We’re still keeping our blogs, and archiving our teaching and sharing ideas, and talking on twitter. But now we’re also moving into creating these other things which are crowdsourced and for people other than just those in our little communit…

It’s been a freakin’ pleasure to see all this stuff emerge out of the fertile soil that we already had. We’re starting to create something new and different… and… and… I can’t wait to see what happens. [2]

[1] There are more out there too. I’m trying to archive them here, but they just keep on coming!

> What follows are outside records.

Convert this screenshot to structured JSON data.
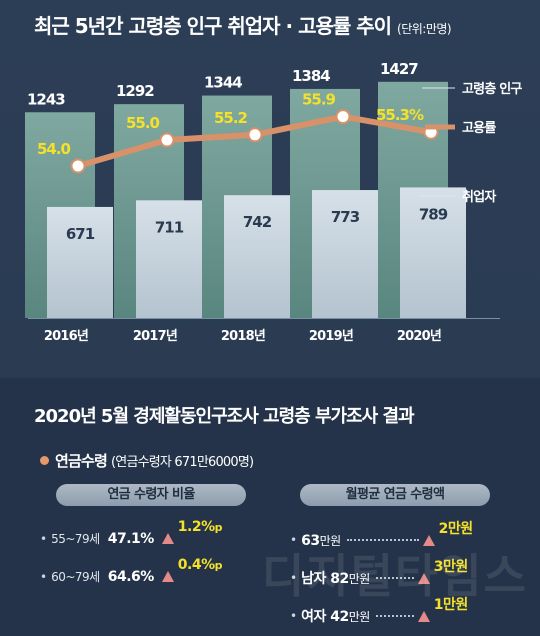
{
  "header": {
    "title": "최근 5년간 고령층 인구 취업자 · 고용률 추이",
    "unit": "(단위:만명)"
  },
  "chart_data": {
    "type": "bar",
    "categories": [
      "2016년",
      "2017년",
      "2018년",
      "2019년",
      "2020년"
    ],
    "series": [
      {
        "name": "고령층 인구",
        "type": "bar",
        "values": [
          1243,
          1292,
          1344,
          1384,
          1427
        ],
        "color": "#6f9a93"
      },
      {
        "name": "취업자",
        "type": "bar",
        "values": [
          671,
          711,
          742,
          773,
          789
        ],
        "color": "#c9d6df"
      },
      {
        "name": "고용률",
        "type": "line",
        "values": [
          54.0,
          55.0,
          55.2,
          55.9,
          55.3
        ],
        "labels": [
          "54.0",
          "55.0",
          "55.2",
          "55.9",
          "55.3%"
        ],
        "color": "#e4996b"
      }
    ],
    "legend": [
      "고령층 인구",
      "고용률",
      "취업자"
    ],
    "ylim": [
      0,
      1450
    ],
    "rate_ylim": [
      52,
      57
    ]
  },
  "section": {
    "title": "2020년 5월 경제활동인구조사 고령층 부가조사 결과"
  },
  "pension": {
    "head": "연금수령",
    "sub": "(연금수령자 671만6000명)",
    "left_pill": "연금 수령자 비율",
    "right_pill": "월평균 연금 수령액",
    "ratio_rows": [
      {
        "age": "55~79세",
        "pct": "47.1%",
        "change": "1.2%",
        "suffix": "p"
      },
      {
        "age": "60~79세",
        "pct": "64.6%",
        "change": "0.4%",
        "suffix": "p"
      }
    ],
    "amount_rows": [
      {
        "label": "",
        "amount": "63",
        "unit": "만원",
        "change": "2만원"
      },
      {
        "label": "남자 ",
        "amount": "82",
        "unit": "만원",
        "change": "3만원"
      },
      {
        "label": "여자 ",
        "amount": "42",
        "unit": "만원",
        "change": "1만원"
      }
    ]
  },
  "watermark": "디지털타임스",
  "colors": {
    "background": "#26364d",
    "pop_bar": "#6f9a93",
    "emp_bar": "#c9d6df",
    "rate_line": "#e4996b",
    "highlight": "#f5e12a",
    "increase": "#e58a8a"
  }
}
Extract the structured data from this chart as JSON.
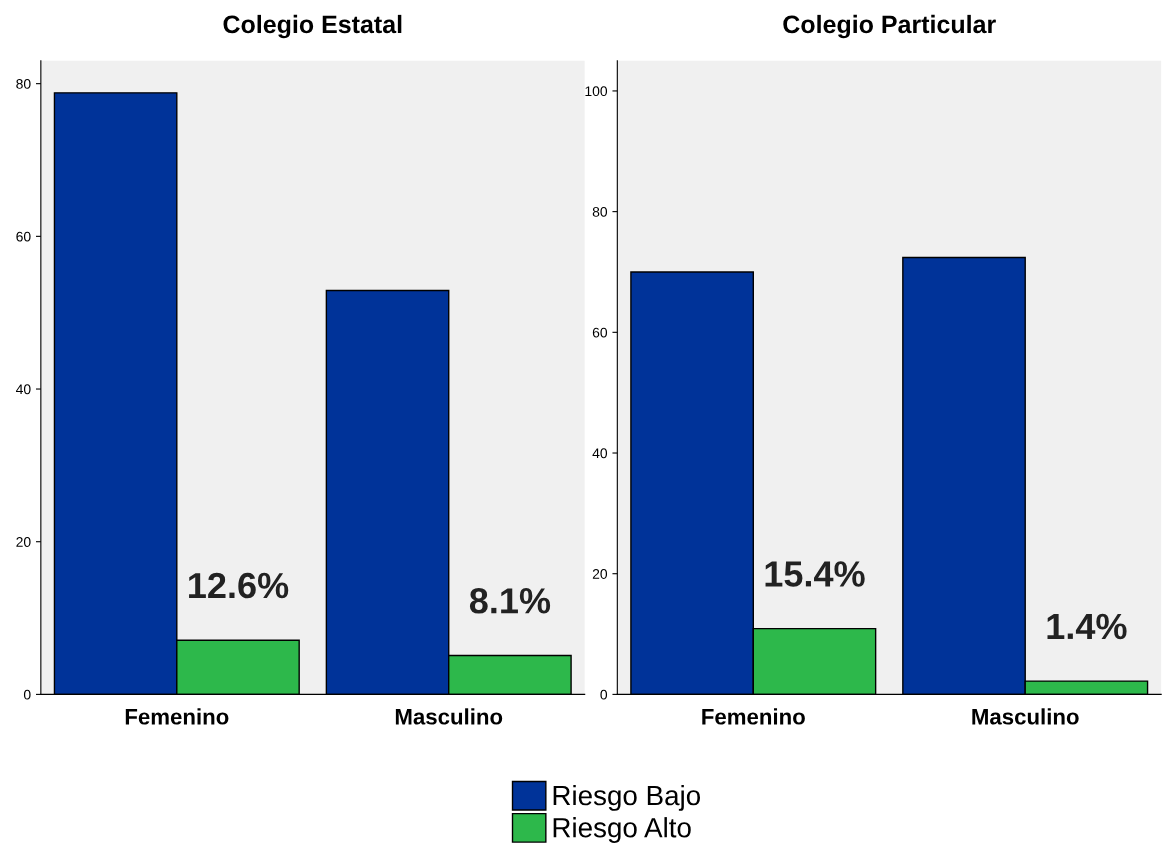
{
  "chart_data": [
    {
      "type": "bar",
      "title": "Colegio Estatal",
      "categories": [
        "Femenino",
        "Masculino"
      ],
      "ylim": [
        0,
        83
      ],
      "yticks": [
        0,
        20,
        40,
        60,
        80
      ],
      "grid": false,
      "legend": "bottom",
      "series": [
        {
          "name": "Riesgo Bajo",
          "color": "#003399",
          "values": [
            78.8,
            52.9
          ]
        },
        {
          "name": "Riesgo Alto",
          "color": "#2db84b",
          "values": [
            7.1,
            5.1
          ]
        }
      ],
      "annotations": [
        {
          "text": "12.6%",
          "x": "Femenino",
          "y": 7.1
        },
        {
          "text": "8.1%",
          "x": "Masculino",
          "y": 5.1
        }
      ]
    },
    {
      "type": "bar",
      "title": "Colegio Particular",
      "categories": [
        "Femenino",
        "Masculino"
      ],
      "ylim": [
        0,
        105
      ],
      "yticks": [
        0,
        20,
        40,
        60,
        80,
        100
      ],
      "grid": false,
      "series": [
        {
          "color": "#003399",
          "values": [
            70.0,
            72.4
          ]
        },
        {
          "color": "#2db84b",
          "values": [
            10.9,
            2.2
          ]
        }
      ],
      "annotations": [
        {
          "text": "15.4%",
          "x": "Femenino",
          "y": 10.9
        },
        {
          "text": "1.4%",
          "x": "Masculino",
          "y": 2.2
        }
      ]
    }
  ]
}
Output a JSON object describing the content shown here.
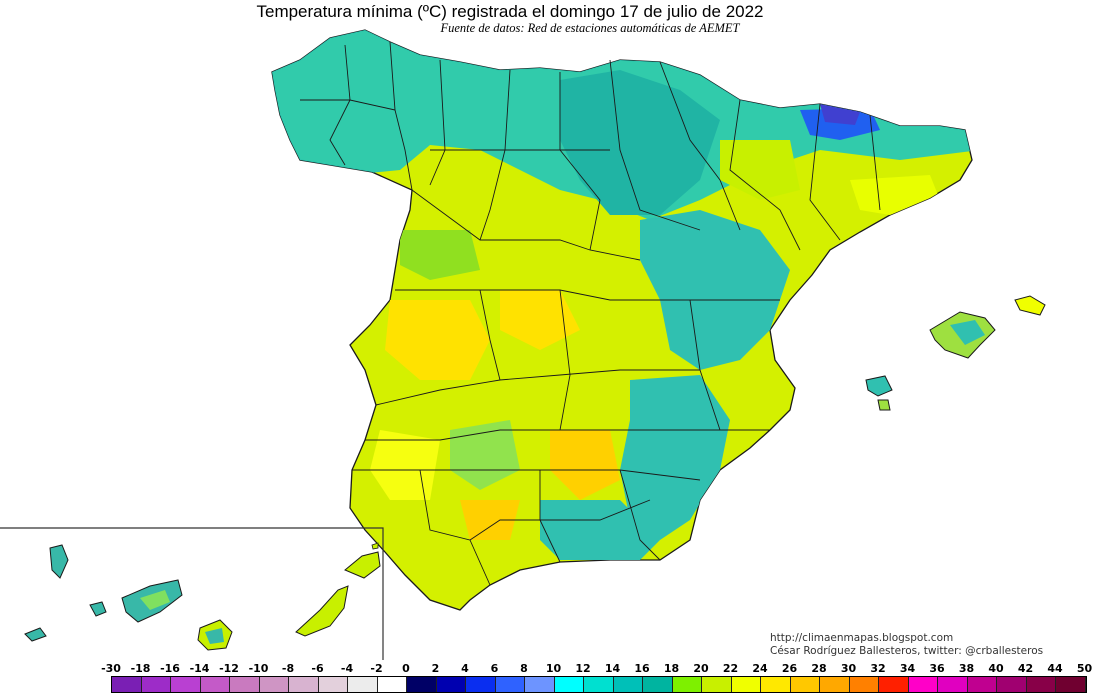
{
  "title": "Temperatura mínima (ºC) registrada el domingo 17 de julio de 2022",
  "subtitle": "Fuente de datos: Red de estaciones automáticas de AEMET",
  "credits": {
    "blog": "http://climaenmapas.blogspot.com",
    "author": "César Rodríguez Ballesteros, twitter: @crballesteros"
  },
  "legend": {
    "labels": [
      "-30",
      "-18",
      "-16",
      "-14",
      "-12",
      "-10",
      "-8",
      "-6",
      "-4",
      "-2",
      "0",
      "2",
      "4",
      "6",
      "8",
      "10",
      "12",
      "14",
      "16",
      "18",
      "20",
      "22",
      "24",
      "26",
      "28",
      "30",
      "32",
      "34",
      "36",
      "38",
      "40",
      "42",
      "44",
      "50"
    ],
    "colors": [
      "#7a1fb4",
      "#9d2cc8",
      "#b940d2",
      "#c45ac8",
      "#c97abf",
      "#cf95c4",
      "#d8b3d0",
      "#e3d0dc",
      "#ececec",
      "#ffffff",
      "#000066",
      "#0000b0",
      "#0a2ef0",
      "#2f62ff",
      "#6d94ff",
      "#00ffff",
      "#00e0d0",
      "#00c0b8",
      "#00b4a0",
      "#7ef000",
      "#c8f000",
      "#f0ff00",
      "#ffe800",
      "#ffc800",
      "#ffa800",
      "#ff8000",
      "#ff2000",
      "#ff00c8",
      "#e000c0",
      "#c00090",
      "#a00070",
      "#880048",
      "#700030"
    ]
  },
  "palette": {
    "cool": "#1fd0c0",
    "teal": "#38b8a8",
    "mild": "#c8f000",
    "warm": "#ffe800",
    "hot": "#ffb020",
    "cold": "#4060ff",
    "border": "#1a1a1a"
  }
}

[2] I have a session proposed (with two other people) at Twitter Math Camp 2013 about all this stuff that has been banging around in my brain… this seismic shift that we’re witnessing.

# Families of Curves #3

I have now printed out my Families of Curves projects at school, and hung them up. I still have to look through the actual booklets that students turned in and give feedback, but the actual way that these look — once hung — is pretty awesome.

I used just some tags I had lying around (I love buying random useless stuff from Staples and hoarding it at my desk at school) and dissection pins. I photocopied their artwork on cardstock.

Being honest, I hung them because I wanted the kids to think “Hey, Mr. Shah liked these enough to take the time to do this.” Implicitly. I wanted the kids to know I was proud of their creations (and to let them know that they should be proud of them too.) No kid in my class has said “Hey, that’s awesome.” So I don’t know if I accomplished that goal. But I have heard a zillion other people say how much they have liked seeing them there. A number of other teachers have randomly come up to me unsolicited to tell me how cool they think they are. And the head of the Upper School gave them a shout out in the Upper School meeting. And just recently, yesterday at the subway, I ran into a student who graduated a couple years ago. And she was at our school because her brother goes here, and she said she was looking at them thinking “how cool! Mr. Shah!”

Another great moment with these was having two of my kids go to a neighboring school which holds a math art seminar, and watch these kids talk with other students about their work. It was clear how invested these two kids were. Watching them articulate their process just made my heart melt.